The world of technology gets ever more complicated.  Terminology changes and the meaning of words change along with the technology.  Threats emerge, some real and some merely theoretical.  It takes an experienced hand to navigate these constant changes and explain happenings in the world of tech in a way both comprehensible and enlightening, and hopefully entertaining enough to maintain interest.  Ben Franklin said, "Either write something worth reading or do something worth writing.” I try to do both with the Dispatches From the Front and my work in the field. 

Not since the introduction of massed produced automobiles has a machine become so entwined into the lives of everyday people as has the computer.  And like the automobile, it has been and continues to be, a bumpy road to full adoption of the technology.  My perspectives on issues concerning IT come from a unique vantage point.  I have been a cog in the industrial wheel of delivering new technology to consumers since the 1970s.  From the hifi boom of the 1970s; to consumer video in the early 1980s; to computers beginning in the mid-1980s to today, people have sought my help in getting, maintaining, and managing
new technology.  What you get from my blog is not anyone's marketing spiel, or industry "insider" propaganda.  What my newsletters present is my take on current issues in IT from the perspective of an experienced professional working at the ground level — or, as I liked to say back when mice had rubber balls, "I work where the rubber meets the mouse pad."

What makes computer technology unique among all of our other machines is the very real fact that our computers are the only appliances we have ever brought into our homes and businesses that can be broken into and made into nothing more than bricks and boat anchors by miscreants half way around the world or in the next town.  I have witnessed, too,  first hand how malware causes not only damage to one's machinery, but like a virtual car wreck, malware can also cause real damage to one's real life.  Indeed, any computer user can become collateral damage in what can only be described as on ongoing war with what can now be only called cyberterrorists.  This is a recurring theme in the Dispatches From the Front.

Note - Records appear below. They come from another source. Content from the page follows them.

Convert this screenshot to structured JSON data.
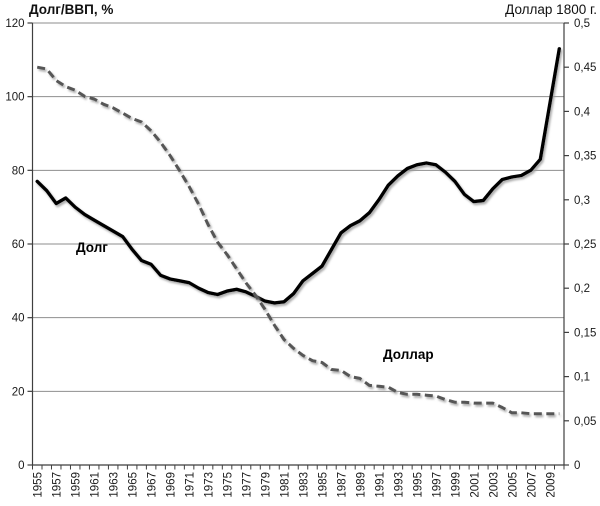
{
  "chart_data": {
    "type": "line",
    "title": "",
    "x": [
      1955,
      1956,
      1957,
      1958,
      1959,
      1960,
      1961,
      1962,
      1963,
      1964,
      1965,
      1966,
      1967,
      1968,
      1969,
      1970,
      1971,
      1972,
      1973,
      1974,
      1975,
      1976,
      1977,
      1978,
      1979,
      1980,
      1981,
      1982,
      1983,
      1984,
      1985,
      1986,
      1987,
      1988,
      1989,
      1990,
      1991,
      1992,
      1993,
      1994,
      1995,
      1996,
      1997,
      1998,
      1999,
      2000,
      2001,
      2002,
      2003,
      2004,
      2005,
      2006,
      2007,
      2008,
      2009,
      2010
    ],
    "x_tick_labels": [
      "1955",
      "1957",
      "1959",
      "1961",
      "1963",
      "1965",
      "1967",
      "1969",
      "1971",
      "1973",
      "1975",
      "1977",
      "1979",
      "1981",
      "1983",
      "1985",
      "1987",
      "1989",
      "1991",
      "1993",
      "1995",
      "1997",
      "1999",
      "2001",
      "2003",
      "2005",
      "2007",
      "2009"
    ],
    "x_label_every": 2,
    "grid": "horizontal",
    "legend": "inline-labels",
    "series": [
      {
        "name": "Долг",
        "axis": "left",
        "style": "solid",
        "color": "#000000",
        "values": [
          77,
          74.5,
          71,
          72.5,
          70,
          68,
          66.5,
          65,
          63.5,
          62,
          58.5,
          55.5,
          54.5,
          51.5,
          50.5,
          50,
          49.5,
          48,
          46.8,
          46.3,
          47.2,
          47.7,
          47,
          45.8,
          44.5,
          44,
          44.3,
          46.5,
          50,
          52,
          54,
          58.5,
          63,
          65,
          66.3,
          68.5,
          72,
          76,
          78.5,
          80.5,
          81.5,
          82,
          81.5,
          79.5,
          77,
          73.5,
          71.5,
          71.8,
          75,
          77.5,
          78.2,
          78.6,
          80,
          83,
          98,
          113
        ]
      },
      {
        "name": "Доллар",
        "axis": "right",
        "style": "dashed",
        "color": "#565656",
        "values": [
          0.45,
          0.448,
          0.435,
          0.428,
          0.424,
          0.417,
          0.414,
          0.408,
          0.404,
          0.398,
          0.392,
          0.388,
          0.378,
          0.365,
          0.35,
          0.333,
          0.315,
          0.295,
          0.272,
          0.252,
          0.238,
          0.222,
          0.206,
          0.192,
          0.176,
          0.158,
          0.142,
          0.132,
          0.124,
          0.118,
          0.116,
          0.108,
          0.107,
          0.1,
          0.098,
          0.09,
          0.089,
          0.088,
          0.082,
          0.08,
          0.08,
          0.079,
          0.078,
          0.074,
          0.071,
          0.071,
          0.07,
          0.07,
          0.07,
          0.065,
          0.059,
          0.059,
          0.058,
          0.058,
          0.058,
          0.058
        ]
      }
    ],
    "left_axis": {
      "label": "Долг/ВВП, %",
      "min": 0,
      "max": 120,
      "step": 20,
      "tick_labels": [
        "0",
        "20",
        "40",
        "60",
        "80",
        "100",
        "120"
      ]
    },
    "right_axis": {
      "label": "Доллар 1800 г.",
      "min": 0,
      "max": 0.5,
      "step": 0.05,
      "tick_labels": [
        "0",
        "0,05",
        "0,1",
        "0,15",
        "0,2",
        "0,25",
        "0,3",
        "0,35",
        "0,4",
        "0,45",
        "0,5"
      ]
    }
  },
  "colors": {
    "background": "#ffffff",
    "gridline": "#8e8e8e",
    "axis": "#3f3f3f",
    "tick_text": "#1a1a1a",
    "debt_line": "#000000",
    "dollar_line": "#565656",
    "shadow": "#9a9a9a"
  }
}
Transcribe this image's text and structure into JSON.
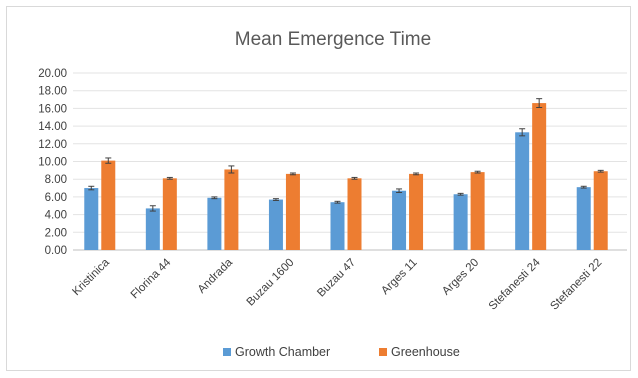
{
  "chart_data": {
    "type": "bar",
    "title": "Mean Emergence Time",
    "xlabel": "",
    "ylabel": "",
    "ylim": [
      0,
      20
    ],
    "yticks": [
      "0.00",
      "2.00",
      "4.00",
      "6.00",
      "8.00",
      "10.00",
      "12.00",
      "14.00",
      "16.00",
      "18.00",
      "20.00"
    ],
    "grid": true,
    "legend_position": "bottom",
    "categories": [
      "Kristinica",
      "Florina 44",
      "Andrada",
      "Buzau 1600",
      "Buzau 47",
      "Arges 11",
      "Arges 20",
      "Stefanesti 24",
      "Stefanesti 22"
    ],
    "series": [
      {
        "name": "Growth Chamber",
        "color": "#5b9bd5",
        "values": [
          7.0,
          4.7,
          5.9,
          5.7,
          5.4,
          6.7,
          6.3,
          13.3,
          7.1
        ],
        "errors": [
          0.2,
          0.3,
          0.1,
          0.1,
          0.1,
          0.2,
          0.1,
          0.4,
          0.1
        ]
      },
      {
        "name": "Greenhouse",
        "color": "#ed7d31",
        "values": [
          10.1,
          8.1,
          9.1,
          8.6,
          8.1,
          8.6,
          8.8,
          16.6,
          8.9
        ],
        "errors": [
          0.3,
          0.1,
          0.4,
          0.1,
          0.1,
          0.1,
          0.1,
          0.5,
          0.1
        ]
      }
    ]
  }
}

One area I increasingly focus on is how computer technology is changing our culture.  Not from an entertainment point of view, but from a historian's viewpoint.


I try to employ The Serenity Prayer from Alcoholics Anonymous in both my approach to the material and information I present in my blogs.  Although I don't proscribe to any 12 step program, I will take true wisdom from wherever it comes.  The wise words that guide are:

God, grant me the serenity to accept the things I cannot change, The courage to change the things I can, And the wisdom to know the difference.

In IT, a temporary workaround is sometimes the only solution to a problem.  Sometimes what seems like a problem is really a new opportunity to do something worthwhile.  And often a perceived problem is based upon something that is not true, and therefore not a problem at all.  This is the wheat I try to separate from the chafe.   And "the wisdom to know the difference" part, in any field, only comes from years of experience.  Ask any home run hitter in Triple-A ball facing Big League pitching for the first time.